The burden of illegitimacy

Abdel-Rahman Hussein
6 Min Read

The resolution of the long running court case between actor Ahmed El Fishawy and costume designer Hind El Hennawy brought to end a drama that has captured the rapt attention of Egyptian and Arab viewers over the past 20 months. However, the real debate, which is of the child caught in the middle of divisive parents, has been drowned out by the surrounding furor.

The story is obviously tailor made for mass consumption. Ahmed El Fishawy is the son of prominent Egyptian actors Farouk El Fishawy and Sumaya El Alfi. He met Hind on the set of a television series he was filming. A union ensued, the product of which is a girl called Lina. El Fishawy did not recognize the child and refused to take a DNA test and so El Hennawy took him to court, claiming that they had an Urfi marriage (a marriage which is hand written on a piece of paper and requires only two witnesses, somewhat prevalent amongst young people in the Middle East). El Hennawy lost the first case but won the next one.

In the eyes of the law, El Fishawy and El Hennawy were married and thus Lina now goes by the surname of El Fishawy. So, all of the ingredients for a tabloid fantasy were available. Celebrities embroiled in scandal, pregnancy, Urfi marriage, or pre-marital sex depending on whose side you’re on; the sort of social taboos that raise temperatures and are hotly debated on the plethora of satellite and terrestrial channels in the region. Yet all of this only served to highlight an undoubtedly more important point. What about the child? In Islamic jurisprudence, a child born out of wedlock is not ascribed to the father. There are two reasons for this. The first is to discourage the act of Zina (pre-marital or extra-marital sex) and the second is that it is extremely difficult to establish paternity beyond a reasonable doubt. Only in the case of the father owning up to paternity of the child will the name be given. However, with the advent of DNA testing, many Islamic scholars are urging its use to establish paternity in such matters. Islam also stresses that the child born out of wedlock does not bear the sin of the parents, and has the rights of a child born by marriage. However, some of the laws currently in force in Egypt go against the spirit of the claim that a child is not responsible for being born illegitimate. For example, in Lina’s case, she was not given a birth certificate until now because there was no name to legally subscribe under “Father. If the judge had not ruled that El Fishawy and El Hennawy had indeed been married, then Lina, like other illegitimate children, would have had to take her mother’s name.

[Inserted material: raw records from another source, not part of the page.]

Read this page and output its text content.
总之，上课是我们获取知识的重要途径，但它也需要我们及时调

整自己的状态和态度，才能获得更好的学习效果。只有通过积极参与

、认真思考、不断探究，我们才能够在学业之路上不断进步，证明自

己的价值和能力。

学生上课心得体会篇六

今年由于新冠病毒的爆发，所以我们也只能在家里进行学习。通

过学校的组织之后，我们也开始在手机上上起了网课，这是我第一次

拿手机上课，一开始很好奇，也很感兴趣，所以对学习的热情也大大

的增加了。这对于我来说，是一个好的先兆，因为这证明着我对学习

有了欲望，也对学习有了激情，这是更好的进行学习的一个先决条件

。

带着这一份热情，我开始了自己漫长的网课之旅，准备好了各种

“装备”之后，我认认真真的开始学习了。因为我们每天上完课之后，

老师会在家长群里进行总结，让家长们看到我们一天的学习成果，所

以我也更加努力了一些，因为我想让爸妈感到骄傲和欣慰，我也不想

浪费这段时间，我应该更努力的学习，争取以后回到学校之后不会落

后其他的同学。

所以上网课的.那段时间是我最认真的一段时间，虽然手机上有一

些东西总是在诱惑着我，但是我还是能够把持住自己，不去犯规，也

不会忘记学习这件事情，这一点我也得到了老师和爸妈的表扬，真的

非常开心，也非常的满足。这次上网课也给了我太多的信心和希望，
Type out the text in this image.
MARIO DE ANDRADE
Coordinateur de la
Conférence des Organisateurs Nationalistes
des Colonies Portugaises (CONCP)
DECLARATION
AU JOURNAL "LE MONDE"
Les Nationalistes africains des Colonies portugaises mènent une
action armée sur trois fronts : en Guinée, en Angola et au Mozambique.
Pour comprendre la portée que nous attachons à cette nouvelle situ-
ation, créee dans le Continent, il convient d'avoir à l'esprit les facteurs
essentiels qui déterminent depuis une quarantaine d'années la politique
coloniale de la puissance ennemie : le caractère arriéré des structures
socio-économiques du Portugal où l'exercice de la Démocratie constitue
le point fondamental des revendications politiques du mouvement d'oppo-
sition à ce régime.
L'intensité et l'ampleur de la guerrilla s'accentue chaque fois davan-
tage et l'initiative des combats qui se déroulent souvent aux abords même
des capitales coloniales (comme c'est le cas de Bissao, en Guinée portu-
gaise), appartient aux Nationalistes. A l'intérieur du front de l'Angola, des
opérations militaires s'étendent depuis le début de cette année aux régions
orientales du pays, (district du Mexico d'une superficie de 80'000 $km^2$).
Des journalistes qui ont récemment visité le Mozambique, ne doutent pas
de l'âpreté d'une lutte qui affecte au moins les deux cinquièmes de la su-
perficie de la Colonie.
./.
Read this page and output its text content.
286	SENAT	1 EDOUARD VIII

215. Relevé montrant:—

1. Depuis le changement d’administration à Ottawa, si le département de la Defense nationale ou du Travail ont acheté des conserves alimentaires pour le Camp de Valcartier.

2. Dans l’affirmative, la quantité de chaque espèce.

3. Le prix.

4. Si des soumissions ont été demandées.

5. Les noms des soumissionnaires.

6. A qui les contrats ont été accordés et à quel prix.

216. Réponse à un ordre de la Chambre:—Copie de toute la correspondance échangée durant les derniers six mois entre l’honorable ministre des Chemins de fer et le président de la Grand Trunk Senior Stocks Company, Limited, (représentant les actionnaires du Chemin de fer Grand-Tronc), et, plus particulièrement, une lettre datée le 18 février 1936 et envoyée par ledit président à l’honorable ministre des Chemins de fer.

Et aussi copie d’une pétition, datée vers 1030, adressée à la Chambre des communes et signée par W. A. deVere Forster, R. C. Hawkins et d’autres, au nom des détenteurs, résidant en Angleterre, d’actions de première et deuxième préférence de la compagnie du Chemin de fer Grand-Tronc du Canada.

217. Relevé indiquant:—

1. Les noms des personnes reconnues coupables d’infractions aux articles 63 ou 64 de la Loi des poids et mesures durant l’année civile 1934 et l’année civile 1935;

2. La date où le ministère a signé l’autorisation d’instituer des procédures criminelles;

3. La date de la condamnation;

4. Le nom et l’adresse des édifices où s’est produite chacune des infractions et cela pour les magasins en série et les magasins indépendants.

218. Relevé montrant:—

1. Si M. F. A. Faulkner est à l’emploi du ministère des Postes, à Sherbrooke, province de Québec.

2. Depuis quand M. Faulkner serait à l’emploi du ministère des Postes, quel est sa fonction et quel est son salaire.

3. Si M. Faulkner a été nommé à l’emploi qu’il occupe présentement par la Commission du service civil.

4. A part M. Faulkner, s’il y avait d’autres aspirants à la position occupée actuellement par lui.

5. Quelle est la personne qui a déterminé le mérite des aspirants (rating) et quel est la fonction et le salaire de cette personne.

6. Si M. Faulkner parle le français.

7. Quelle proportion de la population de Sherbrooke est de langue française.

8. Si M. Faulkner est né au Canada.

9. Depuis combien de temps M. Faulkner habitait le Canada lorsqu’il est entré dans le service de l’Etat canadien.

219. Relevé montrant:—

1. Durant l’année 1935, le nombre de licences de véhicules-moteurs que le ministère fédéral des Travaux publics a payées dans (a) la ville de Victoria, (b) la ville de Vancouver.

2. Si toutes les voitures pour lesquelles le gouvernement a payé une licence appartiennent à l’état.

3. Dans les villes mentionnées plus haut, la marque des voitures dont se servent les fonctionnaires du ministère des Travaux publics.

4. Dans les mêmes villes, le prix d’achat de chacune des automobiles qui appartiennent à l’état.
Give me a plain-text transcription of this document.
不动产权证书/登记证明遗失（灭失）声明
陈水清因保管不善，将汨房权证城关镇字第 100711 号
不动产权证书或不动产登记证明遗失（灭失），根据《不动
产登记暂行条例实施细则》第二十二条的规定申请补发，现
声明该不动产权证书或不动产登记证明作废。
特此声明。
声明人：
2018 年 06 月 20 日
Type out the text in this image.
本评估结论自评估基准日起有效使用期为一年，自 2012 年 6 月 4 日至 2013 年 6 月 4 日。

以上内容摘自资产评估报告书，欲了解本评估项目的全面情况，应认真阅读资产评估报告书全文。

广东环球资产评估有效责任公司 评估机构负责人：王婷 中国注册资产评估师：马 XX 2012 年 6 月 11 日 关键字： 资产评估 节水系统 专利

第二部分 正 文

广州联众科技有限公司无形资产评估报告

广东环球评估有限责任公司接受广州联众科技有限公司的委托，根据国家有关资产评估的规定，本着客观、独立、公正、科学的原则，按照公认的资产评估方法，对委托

This law is also an effort to discourage youth from committing adultery, yet the child also suffers, as not being able to bear your father’s name in a society such as Egypt’s is a huge stigma. The child is branded through no fault of its own. Even if the identity of the father of an illegitimate child is established, the child will be registered on the father’s ID as such and will not inherit from him. The child will also be registered on the mother’s ID as illegitimate. However, it appears to let would-be fathers off the hook, as they can father any number of illegitimate children without worrying about providing for them whether in life or death and, yet again, the child pays the price. The problem with these laws is that rather than discourage youth from adultery, which is the intention, it will in all probability only serve to increase the number of abortions (a grave sin in Islam) and hymen-restoration operations. These measures will just sweep things under the rug even more and it will be the children resulting from these unions that will bear the brunt of their parents’ actions. That is not how it should be. The stigma of being an illegitimate child in Egyptian culture is huge, and additional legal repercussions on children who had no say in how they were begotten are unnecessary. Instead, if we are to attempt to stay true to the spirit of the Islamic view that children are not responsible for the sins of their parents, it should be incumbent on our society to give these children what their parents did not: some form of legitimacy.